2、DifferentiableFunction
DifferentiableFunction定義上面已經給出,對應一個可微的函數。抽象類MemoizedDifferentiableFunction實現了這個接口,封裝了一些通用的代碼:
public abstract class MemoizedDifferentiableFunction implements DifferentiableFunction {
	protected double[] prevQuery, gradient;
	protected double value;
	protected int evalCount;
	
	protected void initPrevQuery()
	{
		prevQuery = new double[ dimension() ];
	}
	
	protected boolean requiresEvaluation(double[] x)
	{
		if(DoubleArrays.equals(x,prevQuery))
			return false;
		
		System.arraycopy(x, 0, prevQuery, 0, x.length);
		evalCount++;	
		return true;
	}
	
	@Override
	public double[] derivativeAt(double[] x){
		if(DoubleArrays.equals(x,prevQuery))
			return gradient;
		valueAt(x);
		return gradient;
	}
}
 
        封裝的通用方法為,保存了上次請求的參數,如果傳入參數已經被請求過,直接返回結果即可;保存了執行請求的次數;實現了求導流程,首先調用valueAt求得當前值$f(x)$,然后返回梯度(導數),valueAt由子類實現,即約定子類在計算$f(x)$的時候順便計算好了$f'(x)$,然后保存到gradient變量中。

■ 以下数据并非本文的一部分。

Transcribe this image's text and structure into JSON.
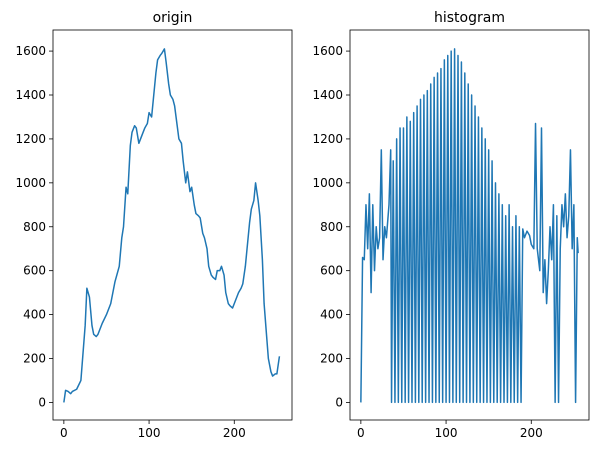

兩個子類分別為RAECost和SoftmaxCost。
SoftmaxCost類表示,在給定樣本的情況下,計算出給定權重的誤差,導數指明減小誤差的梯度。對應的是一個2層的網絡,輸入層為features(特征),輸出層為label,並且轉換函數為softmax(能量函數)。
RAECost類表示,在給定樣本的情況下,計算出給定權重的誤差,誤差包括生成遞歸樹的誤差與label分類的誤差只和,導數指明梯度,也是兩者梯度之和。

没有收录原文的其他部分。